The state inspection also said all three facilities, labeled as 3.5 level facilities based on guidelines published by the American Society of Addiction Medicine, were providing unlicensed “withdrawal management services” by admitting clients who were intoxicated or high. The state wrote that some clients told staff members they were experiencing tremors, nausea, headaches, hallucinations, and sweats while detoxing from alcohol, methamphetamine, fentanyl and other intoxicants.
At the point of his admission on Sept. 7, the client who died later that month was recorded as having a .313 blood alcohol content, a dangerously high level, according to state inspectors. His intake evaluation said he had a history of seizures and had been experiencing shaking, sweats, and high blood pressure for two days. One staff member reported to her supervisor that she was uncomfortable with the client being there in his condition. Roughly eight hours later he was taken from the facility to an emergency room to detox. The patient’s cause of death on Sept. 16 had not been publicly released as of Nov. 2. MTFP is withholding his name to protect his privacy.
In a Thursday phone call, RCM co-founder Jim Driscoll disputed the state’s characterization of a patient sexually assaulting a staff member, saying that while the patient’s actions and words were inappropriate, they did not rise to the level of assault. He agreed with the state’s conclusion that clients should receive chemical dependency evaluations and medical clearance before arriving at the facility and said that practice will be implemented.
“We’ve never brought anyone in for treatment that didn’t need help. But our staff were so eager to help people that they were bringing them in prior to having an eval. And sometimes without even an application. People would just show up,” Driscoll said.

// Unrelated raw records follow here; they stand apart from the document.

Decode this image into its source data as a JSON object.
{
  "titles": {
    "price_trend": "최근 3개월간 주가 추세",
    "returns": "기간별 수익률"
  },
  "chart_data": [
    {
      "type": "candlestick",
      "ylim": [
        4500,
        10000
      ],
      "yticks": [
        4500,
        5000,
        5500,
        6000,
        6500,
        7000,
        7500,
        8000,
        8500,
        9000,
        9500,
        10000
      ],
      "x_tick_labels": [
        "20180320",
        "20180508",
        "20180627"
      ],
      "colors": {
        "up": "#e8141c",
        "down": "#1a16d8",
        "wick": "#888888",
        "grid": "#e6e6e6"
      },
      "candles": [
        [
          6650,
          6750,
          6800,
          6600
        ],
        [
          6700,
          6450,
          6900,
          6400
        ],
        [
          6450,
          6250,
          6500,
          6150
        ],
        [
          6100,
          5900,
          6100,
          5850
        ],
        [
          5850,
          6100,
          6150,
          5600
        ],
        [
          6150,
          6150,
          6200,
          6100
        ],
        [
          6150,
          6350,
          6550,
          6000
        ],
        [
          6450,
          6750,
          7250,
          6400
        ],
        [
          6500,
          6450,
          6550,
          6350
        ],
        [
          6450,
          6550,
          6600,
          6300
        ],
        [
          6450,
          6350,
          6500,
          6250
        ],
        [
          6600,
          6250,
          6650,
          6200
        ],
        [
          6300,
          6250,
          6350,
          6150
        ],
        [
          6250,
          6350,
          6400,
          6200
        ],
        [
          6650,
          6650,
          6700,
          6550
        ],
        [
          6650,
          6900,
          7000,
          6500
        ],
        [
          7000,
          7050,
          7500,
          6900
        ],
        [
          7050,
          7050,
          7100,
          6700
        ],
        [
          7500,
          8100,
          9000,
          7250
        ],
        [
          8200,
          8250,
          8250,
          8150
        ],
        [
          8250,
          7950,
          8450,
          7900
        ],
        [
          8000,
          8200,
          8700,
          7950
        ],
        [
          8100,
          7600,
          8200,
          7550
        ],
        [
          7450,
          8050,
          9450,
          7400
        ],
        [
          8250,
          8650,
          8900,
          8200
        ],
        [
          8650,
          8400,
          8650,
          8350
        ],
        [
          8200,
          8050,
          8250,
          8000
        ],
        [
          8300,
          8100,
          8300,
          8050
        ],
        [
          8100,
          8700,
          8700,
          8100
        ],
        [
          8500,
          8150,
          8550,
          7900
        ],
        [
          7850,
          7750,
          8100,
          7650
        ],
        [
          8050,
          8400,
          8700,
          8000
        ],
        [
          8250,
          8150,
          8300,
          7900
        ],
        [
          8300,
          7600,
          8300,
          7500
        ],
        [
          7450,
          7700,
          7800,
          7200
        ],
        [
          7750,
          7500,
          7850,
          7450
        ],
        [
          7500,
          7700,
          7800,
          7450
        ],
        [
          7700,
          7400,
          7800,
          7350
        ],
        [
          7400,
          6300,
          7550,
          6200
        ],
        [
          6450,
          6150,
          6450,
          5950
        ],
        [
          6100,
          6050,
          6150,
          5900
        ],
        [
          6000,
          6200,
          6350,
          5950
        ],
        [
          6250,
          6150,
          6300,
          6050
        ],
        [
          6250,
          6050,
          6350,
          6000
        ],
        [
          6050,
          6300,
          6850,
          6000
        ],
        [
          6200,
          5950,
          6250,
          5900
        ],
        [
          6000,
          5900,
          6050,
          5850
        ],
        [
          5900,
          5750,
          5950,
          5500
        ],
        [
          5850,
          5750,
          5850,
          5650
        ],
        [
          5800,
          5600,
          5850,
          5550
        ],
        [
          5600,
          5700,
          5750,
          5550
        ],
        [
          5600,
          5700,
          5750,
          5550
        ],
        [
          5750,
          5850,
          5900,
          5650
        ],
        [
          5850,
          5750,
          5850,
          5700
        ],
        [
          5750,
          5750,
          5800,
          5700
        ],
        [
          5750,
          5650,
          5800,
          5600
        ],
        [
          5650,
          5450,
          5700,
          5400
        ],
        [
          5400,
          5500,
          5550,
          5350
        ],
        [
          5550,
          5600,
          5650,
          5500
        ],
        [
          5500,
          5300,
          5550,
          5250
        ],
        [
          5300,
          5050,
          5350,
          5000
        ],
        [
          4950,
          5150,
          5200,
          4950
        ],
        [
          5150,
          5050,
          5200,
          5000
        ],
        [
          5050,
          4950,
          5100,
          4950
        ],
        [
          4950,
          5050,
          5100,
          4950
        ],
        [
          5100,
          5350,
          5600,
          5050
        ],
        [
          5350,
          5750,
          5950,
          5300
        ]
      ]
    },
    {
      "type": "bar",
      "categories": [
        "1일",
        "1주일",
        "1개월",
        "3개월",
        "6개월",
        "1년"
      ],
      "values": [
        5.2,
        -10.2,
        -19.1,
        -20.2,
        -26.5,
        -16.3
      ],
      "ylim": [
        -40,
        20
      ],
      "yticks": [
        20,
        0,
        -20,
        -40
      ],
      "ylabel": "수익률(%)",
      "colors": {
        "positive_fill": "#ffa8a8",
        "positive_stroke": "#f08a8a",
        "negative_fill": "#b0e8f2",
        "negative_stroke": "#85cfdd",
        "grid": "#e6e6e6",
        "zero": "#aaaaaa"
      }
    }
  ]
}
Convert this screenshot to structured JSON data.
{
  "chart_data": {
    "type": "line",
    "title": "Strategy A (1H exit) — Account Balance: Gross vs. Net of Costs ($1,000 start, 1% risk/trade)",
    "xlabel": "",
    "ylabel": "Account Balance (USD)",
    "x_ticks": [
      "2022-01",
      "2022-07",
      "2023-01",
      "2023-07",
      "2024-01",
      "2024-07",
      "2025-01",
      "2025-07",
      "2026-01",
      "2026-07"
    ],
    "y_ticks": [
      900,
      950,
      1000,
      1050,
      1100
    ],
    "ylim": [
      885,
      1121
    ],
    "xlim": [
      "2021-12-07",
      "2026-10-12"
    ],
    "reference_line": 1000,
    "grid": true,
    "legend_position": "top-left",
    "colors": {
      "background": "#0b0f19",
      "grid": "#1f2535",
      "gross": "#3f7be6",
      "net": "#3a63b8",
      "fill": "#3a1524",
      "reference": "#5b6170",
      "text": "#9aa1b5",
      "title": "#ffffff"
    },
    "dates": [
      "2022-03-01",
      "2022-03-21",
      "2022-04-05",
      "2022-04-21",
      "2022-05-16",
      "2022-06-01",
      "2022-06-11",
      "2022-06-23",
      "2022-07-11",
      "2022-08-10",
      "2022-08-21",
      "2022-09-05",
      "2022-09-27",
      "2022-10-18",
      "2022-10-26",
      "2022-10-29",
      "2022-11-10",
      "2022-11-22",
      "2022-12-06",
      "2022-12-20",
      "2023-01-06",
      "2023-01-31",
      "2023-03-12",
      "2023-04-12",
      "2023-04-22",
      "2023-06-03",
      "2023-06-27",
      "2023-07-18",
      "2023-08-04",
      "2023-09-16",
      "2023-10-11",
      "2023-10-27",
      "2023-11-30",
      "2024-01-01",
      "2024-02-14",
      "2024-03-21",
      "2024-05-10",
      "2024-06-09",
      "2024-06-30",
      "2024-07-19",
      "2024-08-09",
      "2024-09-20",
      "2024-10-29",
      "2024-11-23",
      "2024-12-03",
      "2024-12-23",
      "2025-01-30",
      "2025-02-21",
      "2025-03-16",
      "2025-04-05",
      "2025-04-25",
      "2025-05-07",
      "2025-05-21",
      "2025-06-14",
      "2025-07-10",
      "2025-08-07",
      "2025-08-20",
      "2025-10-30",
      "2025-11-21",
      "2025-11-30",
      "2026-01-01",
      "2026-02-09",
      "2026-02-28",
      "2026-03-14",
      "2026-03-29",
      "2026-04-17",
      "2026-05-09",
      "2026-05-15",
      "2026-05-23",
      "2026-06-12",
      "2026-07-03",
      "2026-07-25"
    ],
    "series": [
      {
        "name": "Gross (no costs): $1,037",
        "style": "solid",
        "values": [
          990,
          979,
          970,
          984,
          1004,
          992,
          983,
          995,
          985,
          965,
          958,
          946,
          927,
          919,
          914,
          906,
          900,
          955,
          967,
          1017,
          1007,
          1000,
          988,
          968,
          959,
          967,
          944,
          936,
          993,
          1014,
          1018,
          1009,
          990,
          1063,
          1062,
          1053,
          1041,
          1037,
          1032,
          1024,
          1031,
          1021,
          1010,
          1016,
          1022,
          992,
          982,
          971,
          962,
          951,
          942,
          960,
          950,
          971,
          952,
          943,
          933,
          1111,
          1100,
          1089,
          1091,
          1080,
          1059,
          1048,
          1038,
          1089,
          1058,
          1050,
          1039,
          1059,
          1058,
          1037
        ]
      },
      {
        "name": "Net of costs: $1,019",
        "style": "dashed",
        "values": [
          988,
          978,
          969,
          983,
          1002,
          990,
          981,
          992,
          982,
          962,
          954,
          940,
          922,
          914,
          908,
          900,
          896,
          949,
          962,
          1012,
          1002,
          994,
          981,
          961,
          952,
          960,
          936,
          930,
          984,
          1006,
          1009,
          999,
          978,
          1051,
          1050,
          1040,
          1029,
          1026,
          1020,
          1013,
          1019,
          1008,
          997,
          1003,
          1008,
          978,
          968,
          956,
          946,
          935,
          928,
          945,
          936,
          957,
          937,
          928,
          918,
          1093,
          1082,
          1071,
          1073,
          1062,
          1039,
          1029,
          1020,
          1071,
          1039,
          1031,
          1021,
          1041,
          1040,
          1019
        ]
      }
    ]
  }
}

While RCM does not plan to reopen the Clinton facility in the foreseeable future, Driscoll said, the company is beginning to admit new clients to its programs in Hungry Horse and Columbia Falls with the goal of having 20 patients in each location by the end of next week. Driscoll said the company is “actively hiring and recruiting” to fill additional positions at the remaining two facilities and is “really excited” to continue operations.
According to the state’s plan of correction, RCM is barred from admitting or housing patients who are “experiencing acute intoxication, acute withdrawal, are medically unstable or in need of withdrawal monitoring” and transporting any patient who “appear[s] to be intoxicated or under the influence of substances to the facility for admission.” The company is also required to complete proper admissions protocols, correct staff-to-patient ratios, and immediately report any serious incidents to the state.
The correction plan document, dated Oct. 18, states that the department “will complete periodic unannounced site inspections during the provisional license period to determine compliance” with its plan and state regulations.
“It is the department’s intent in issuing this [plan of correction] is to assist the facility to come into compliance with the applicable rules and regulations. This plan must be adhered to according to department direction. Failure to do so within the provisional license may result in negative licensing action,” the document states.